(Nota: Este artigo é adaptação
do tópico 6.2 do Capítulo VI de: DA SILVA, Jorge. Criminologia crítica: Segurança e polícia. Rio de Janeiro: Forense,
2ª Ed. 2008)
Prevenção e repressão
A delimitação do conceito de segurança
pública é tema que continua aberto à discussão. Na dependência do ângulo pelo qual se toma a expressão, distinguem-se os que a tomam como função essencial do
Estado, o que remete à estruturação material deste para cumpri-la, e
aqueles que a tomam como percepção coletiva, o que remete à sua dimensão
subjetiva. Daí, na perspectiva dos profissionais e administradores do setor, nota-se
a prevalência de uma concepção técnico-jurídica, centrada em aspectos organizativos e instrumentais; e na perspectiva dos analistas externos, uma
concepção sócio-política, centrada na análise dos níveis de sociabilidade,
tranquilidade e (in)segurança.
Essa distinção é importante para esclarecer o sentido da palavra prevenção. Na visão dos profissionais e administradores do setor, é comum que
se tome o termo no sentido de prevenção policial, o que é compreensível em se
tratando apenas do trabalho da polícia. Acontece que encarar a prevenção ao crime e à
violência dessa forma (com imaginada onipresença da polícia) é gritante redução, como se prevenção fosse o mero somatório de forças policiais. Com isso, dirigentes e profissionais
tendem a descartar dados relevantes, dentre os quais podem-se citar três:
primeiro, o fato de a polícia estar contida em dois sistemas, no sistema de
justiça criminal, na esfera do Judiciário, e no sistema de segurança pública stricto sensu, na esfera do Executivo,
em que outros órgãos atuam; segundo, o fato de que as ações deste último
sistema (o de segurança pública) devem ser parte da política governamental para
a segurança em sentido lato, abarcando programas de prevenção de amplo espectro,
de prevenção primária; e terceiro, o
fato de que o poder público dispõe de meios com os quais pode contribuir para o
aumento do "capital social" das comunidades, independentemente do "capital
econômico" das mesmas, investindo na valorização do ser humano e promovendo maior
integração entre os cidadãos pela ação das associações comunitárias, das
igrejas, da escola, das agremiações de lazer; pela prática do esporte e de
atividades culturais.
Viés penal e viés castrense
Esta concepção ampliada do conceito de segurança pública,
destarte, vislumbra a articulação de medidas do sistema de justiça criminal
como um todo e das polícias especificamente, e medidas de prevenção geral.
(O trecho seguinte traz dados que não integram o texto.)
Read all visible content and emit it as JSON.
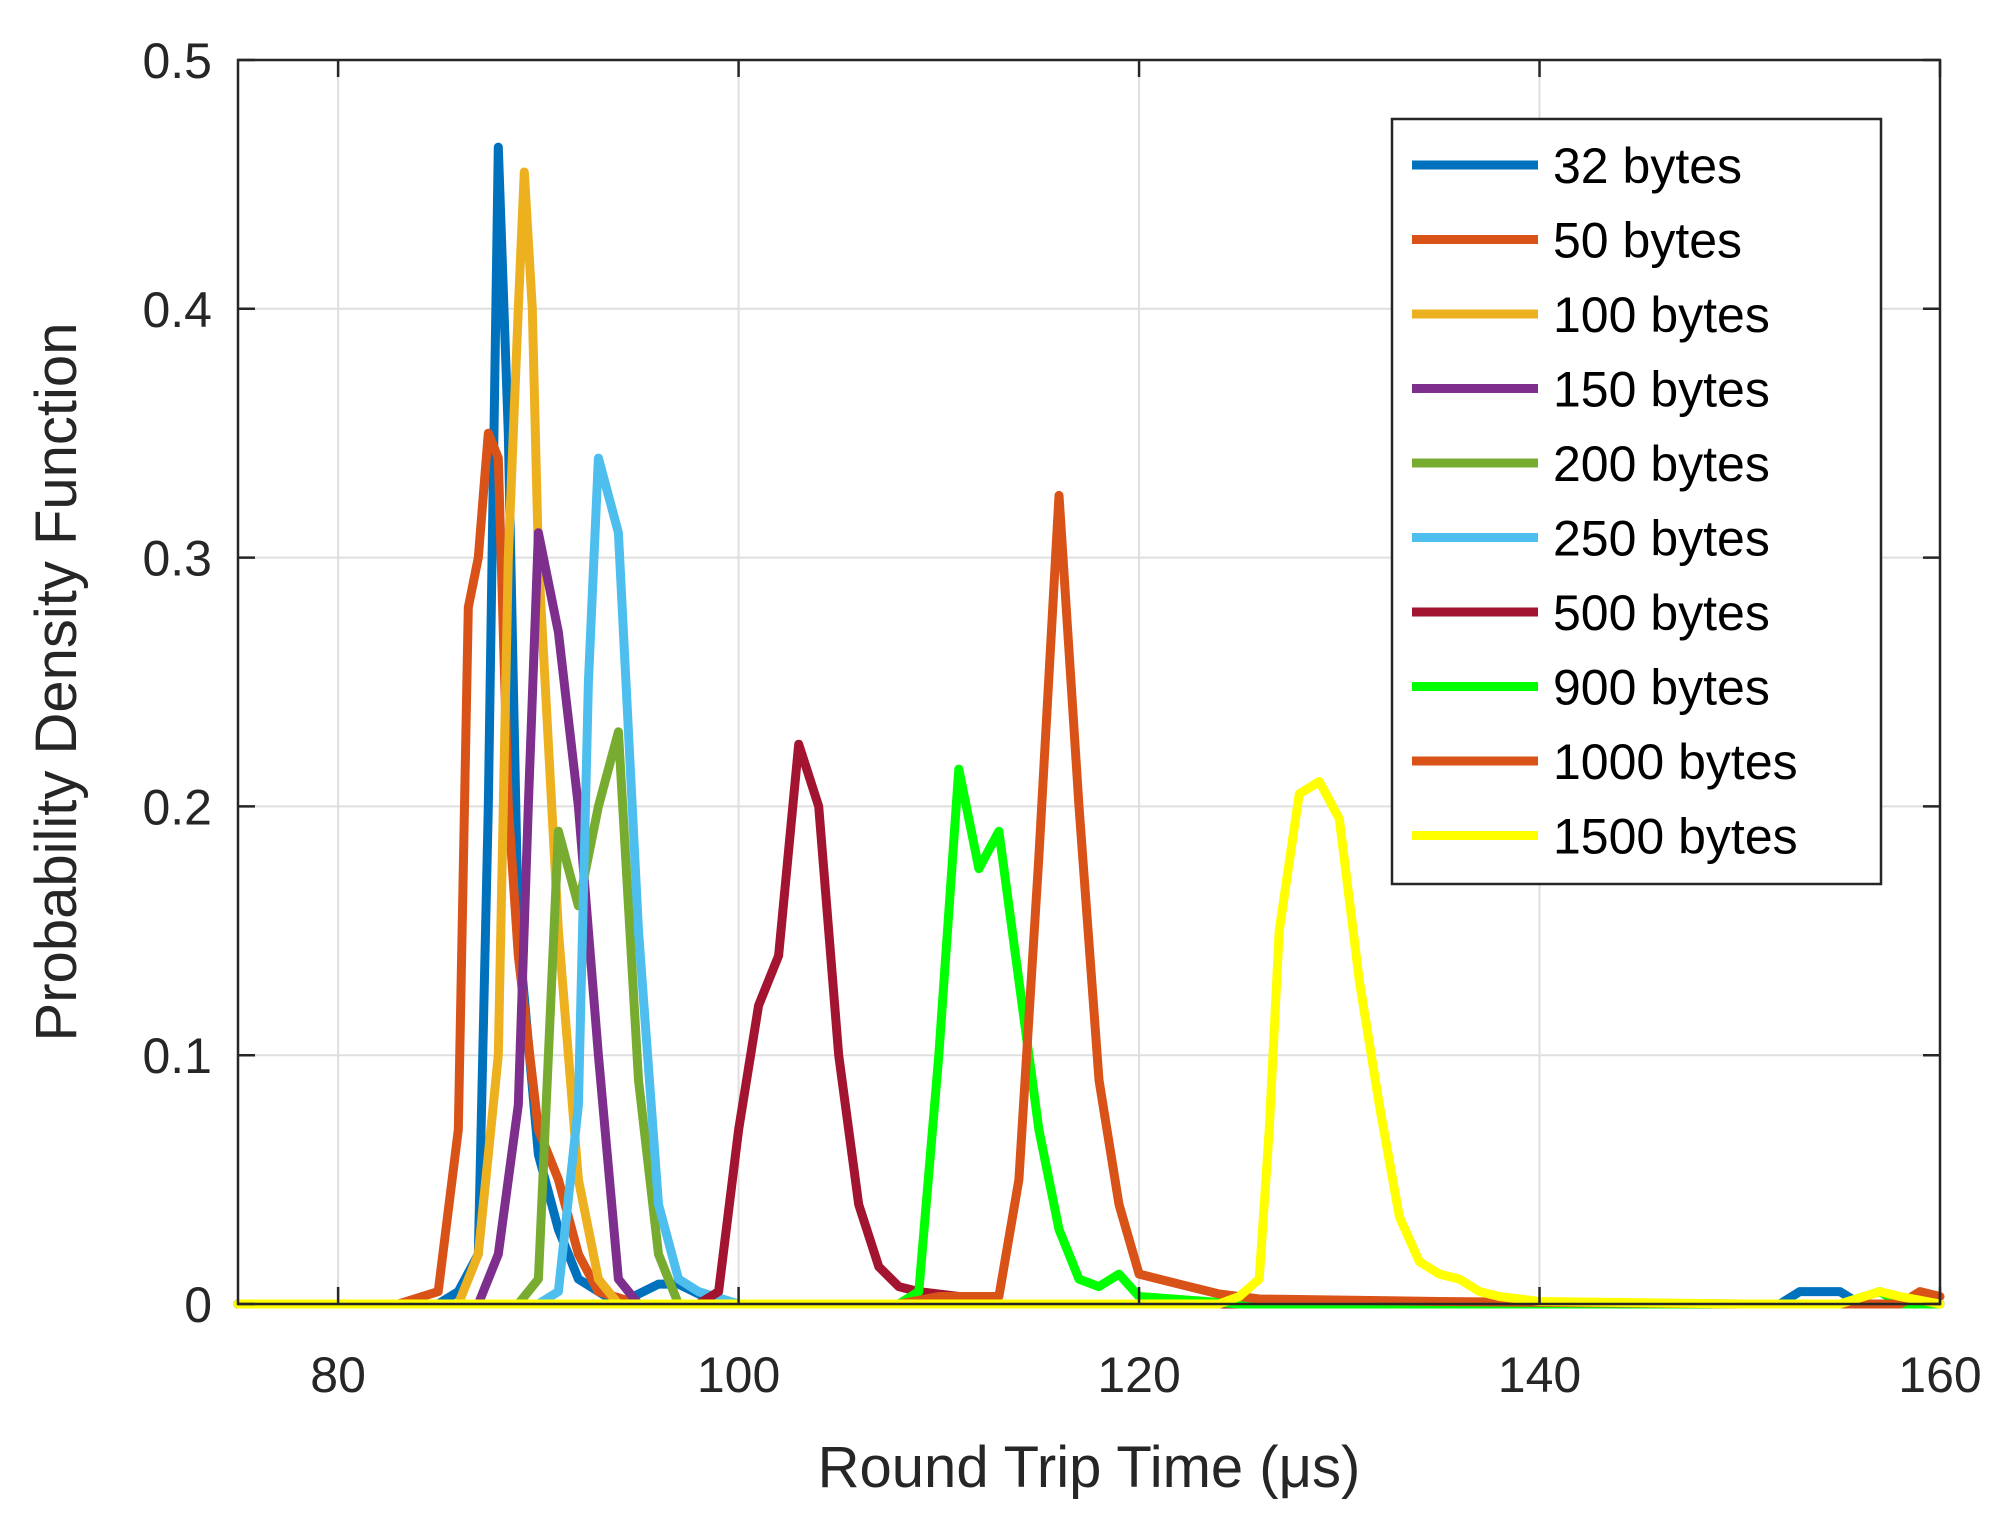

Deve-se, porém, estar atento ao fato de que a segurança pública é uma área propícia ao embate de ideologias. As
respostas do poder público ao crime e à violência são sempre condicionadas
pelas concepções que presidem a política estabelecida para o setor. No Brasil,
estas respostas têm sido afetadas por uma tradição "repressivista" do Estado, informada
por dois vieses: o viés penal e o viés castrense, fato derivado da disputa pela
hegemonia da segurança pública em que se têm empenhado ao longo do tempo os operadores do direito
penal, de um lado, e militares das Forças Armadas, de outro. Assim, conduzida a
atividade pelos primeiros, prevalece a visão segundo a qual os problemas do
crime, da violência e da ordem pública se resolveriam com a lei penal. Conduzida pelos
segundos, os problemas se resolveriam com a força. Estas perspectivas têm
dificuldade de enxergar o crime no atacado, como um fenômeno sócio-político e
histórico, e
sequer olham para aquelas questões da ordem pública que nada tenham a ver com o
crime, como as desavenças de rua e entre vizinhos, os ânimos exaltados no
trânsito, a ordem na praia, no futebol, na praça, na esquina, no carnaval.
No paradigma
penal, a preocupação dos responsáveis pela segurança pública volta-se quase que
exclusivamente para os crimes consumados, caso a caso; para a
população dos presídios; e para estes e aqueles criminosos à solta, com
nome, alcunha e/ou sobrenome. Pouca ou nenhuma preocupação com a criminalidade
geral, nem com a violência urbana e as questões de ordem pública em sentido lato.
Se a violência campeia, seria porque faltam leis mais duras; ou porque "a
polícia prende e a justiça solta"; ou porque faltam recursos materiais e pessoal
nas delegacias e recursos de polícia técnica etc. A avaliação do desempenho de
toda a polícia restringe-se à quantidade de inquéritos realizados e de
infratores levados aos tribunais, pouco importando: as ações preventivas; os
crimes que não tenham caído nas malhas do sistema, perdidos na imensidão das
cifras invisíveis; e os crimes que podem vir a ocorrer.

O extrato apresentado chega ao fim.